PDF version of this entire document

Improving GMDS

While we don't have a readily available code for GMDS with on-demand distance computation, the plan is to implement this. We do have the code for efficient fast marching and software cache that combined together and plugged into the old code (or better, the C++/new code) can do the job. At present, the way we utilise GMDS is the hybridisation of the C++-based stress minimiser, the C implementation of FMM, and gmds.m as the wrapper which puts together those fast implementations of key pertinent parts (substitution of analogous MATLAB implementations with slightly different interfaces). Currently the bottleneck is associated only with the number of sample points that make up the two surfaces. The MATLAB profiler might provide insight into what part exactly takes up all the RAM/CPU and to what extent. Another concern has been (and verified by others too) that when the number of vertices is increased, the program becomes more prone to freezes/crashes that are neither consistent nor easily reproducible. Carmi and I never looked too deeply into it, but overcoming these limitations would definitely make GMDS more featureful and robust, not to mention suitable for a plethora of new applications where resolution is high (detail at micro-level and not macro-level/topology).

it remains to be decided what language we will want this implemented in. MATLAB would obviously not be as fast, but currently, considering the scale of the experiments and the access to 2 computational servers with 8 cores each, it probably would be simpler and also work seamlessly across platforms as it's being interpreted. Modifications have already been made to some GMDS code, e.g. to highlight stress in Voronoi-style visualisation, so the task of handling MATLAB code is less daunting than education oneself about the object/class system in the C++ case.

To summarise the situation, hitherto we've investigated the potency of GMDS as a fine-level similarity measure for pairs of surfaces that are carved around a central reference point with geodesic circles around it, or even several such points (the union of those). There are two unique aspects to this approach, one of which is the implicit assignment of weights to distance variation based on PCA, applied by studying local variation in a model-building stage. One other aspect is the hybridisation of measurements, e.g. Euclidean and geodesic using principal component analysis. In GMDS, the main drawbacks are scale and speed.

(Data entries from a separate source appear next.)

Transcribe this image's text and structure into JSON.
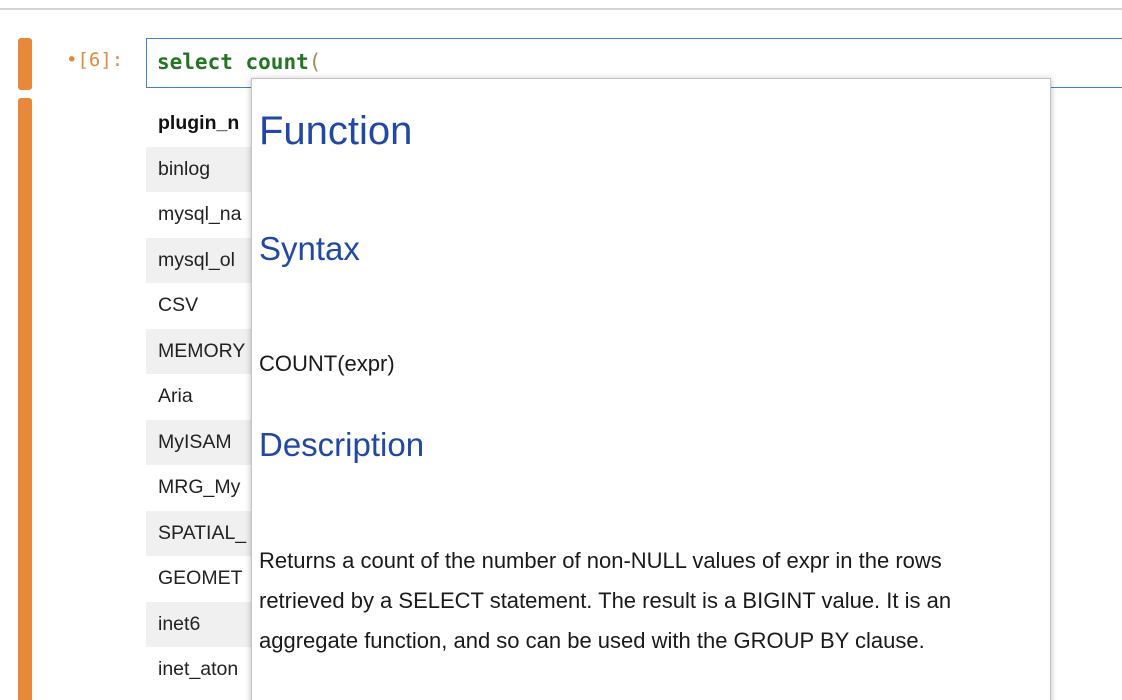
{
  "cell": {
    "prompt": "•[6]:",
    "code_keyword_1": "select",
    "code_keyword_2": "count",
    "code_paren": "("
  },
  "output_table": {
    "header": "plugin_n",
    "rows": [
      "binlog",
      "mysql_na",
      "mysql_ol",
      "CSV",
      "MEMORY",
      "Aria",
      "MyISAM",
      "MRG_My",
      "SPATIAL_",
      "GEOMET",
      "inet6",
      "inet_aton"
    ]
  },
  "tooltip": {
    "heading": "Function",
    "syntax_heading": "Syntax",
    "syntax": "COUNT(expr)",
    "description_heading": "Description",
    "description": "Returns a count of the number of non-NULL values of expr in the rows retrieved by a SELECT statement. The result is a BIGINT value. It is an aggregate function, and so can be used with the GROUP BY clause."
  },
  "colors": {
    "collapser": "#e8883a",
    "prompt": "#e08a3a",
    "editor_border": "#3c82d8",
    "keyword": "#237522",
    "heading": "#2148a5"
  }
}
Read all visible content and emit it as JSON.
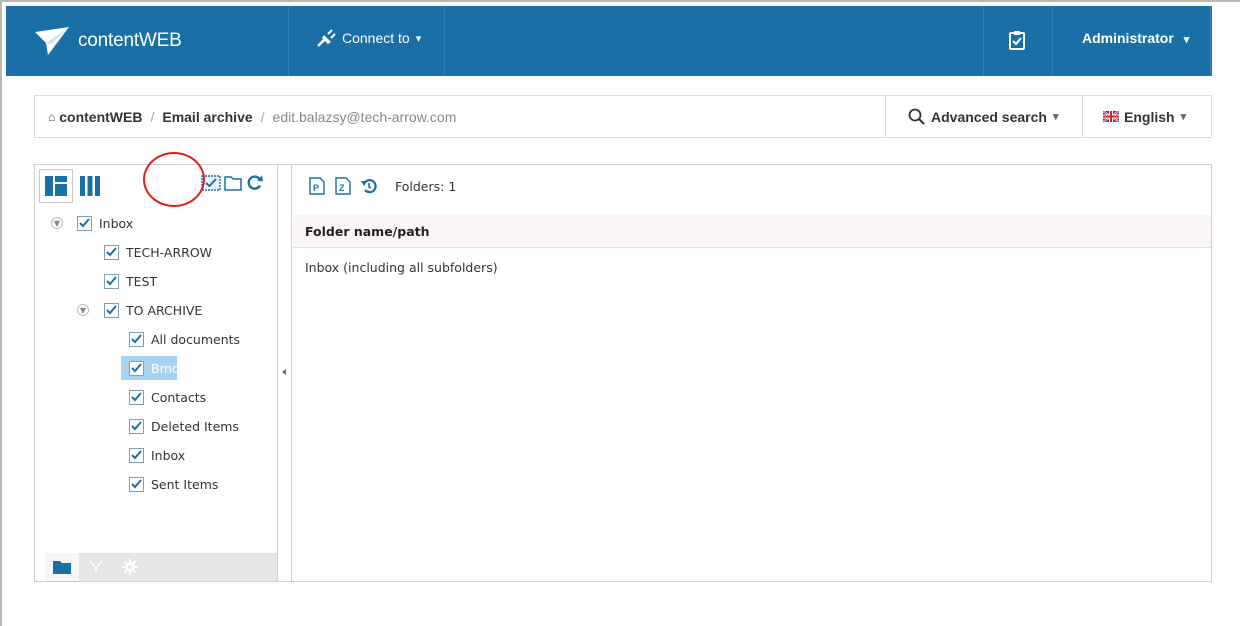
{
  "header": {
    "brand_name": "contentWEB",
    "connect_label": "Connect to",
    "connect_caret": "▾",
    "user_label": "Administrator",
    "user_caret": "▾",
    "accent_color": "#1a6fa6"
  },
  "breadcrumb": {
    "home_icon": "⌂",
    "items": [
      "contentWEB",
      "Email archive"
    ],
    "separator": "/",
    "current": "edit.balazsy@tech-arrow.com"
  },
  "search": {
    "label": "Advanced search",
    "caret": "▾"
  },
  "language": {
    "label": "English",
    "caret": "▾",
    "flag_icon": "uk-flag-icon"
  },
  "tree": {
    "nodes": [
      {
        "label": "Inbox",
        "checked": true,
        "expandable": true
      },
      {
        "label": "TECH-ARROW",
        "checked": true
      },
      {
        "label": "TEST",
        "checked": true
      },
      {
        "label": "TO ARCHIVE",
        "checked": true,
        "expandable": true
      },
      {
        "label": "All documents",
        "checked": true
      },
      {
        "label": "Bmc",
        "checked": true,
        "selected": true
      },
      {
        "label": "Contacts",
        "checked": true
      },
      {
        "label": "Deleted Items",
        "checked": true
      },
      {
        "label": "Inbox",
        "checked": true
      },
      {
        "label": "Sent Items",
        "checked": true
      }
    ],
    "selection_color": "#a9d2f0"
  },
  "results": {
    "count_text": "Folders: 1",
    "column_header": "Folder name/path",
    "rows": [
      "Inbox (including all subfolders)"
    ]
  },
  "annotation_color": "#e02020"
}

To an extent, speed was improved significantly owing to the C++ implementation, however it remained unclear how to handle a very dense tessellation of the surfaces - dense enough to preserve the amount of information inherent in the original range images. One caveat was the repeated computation - and optimisation over - geodesic distances. By reducing the complexity of this process, e.g. by stochastic selection of points or by caching some certain distances (maybe propagating one onto the other more efficiently, where appropriate), it seems likely if not just hoped that the process will scale better and perhaps deal with even 50,000 triangles. At the moment, trying more than a few thousands leads to technical problems. This problem is reaffirmed by others who encountered the same bottlenecks. The limitation means that general topology can be determined very well, but at a very fine scale where distances are minor and not topological, the problem needs to be downsized, i.e. the triangulation made considerably coarser. While we get promising recognition (pairing) results, in order for them to be close to perfect it is probably necessary to use the full information and not a sub-sampling of it. Right now we use about a tenth of the available entropy which tells about one surface from the other.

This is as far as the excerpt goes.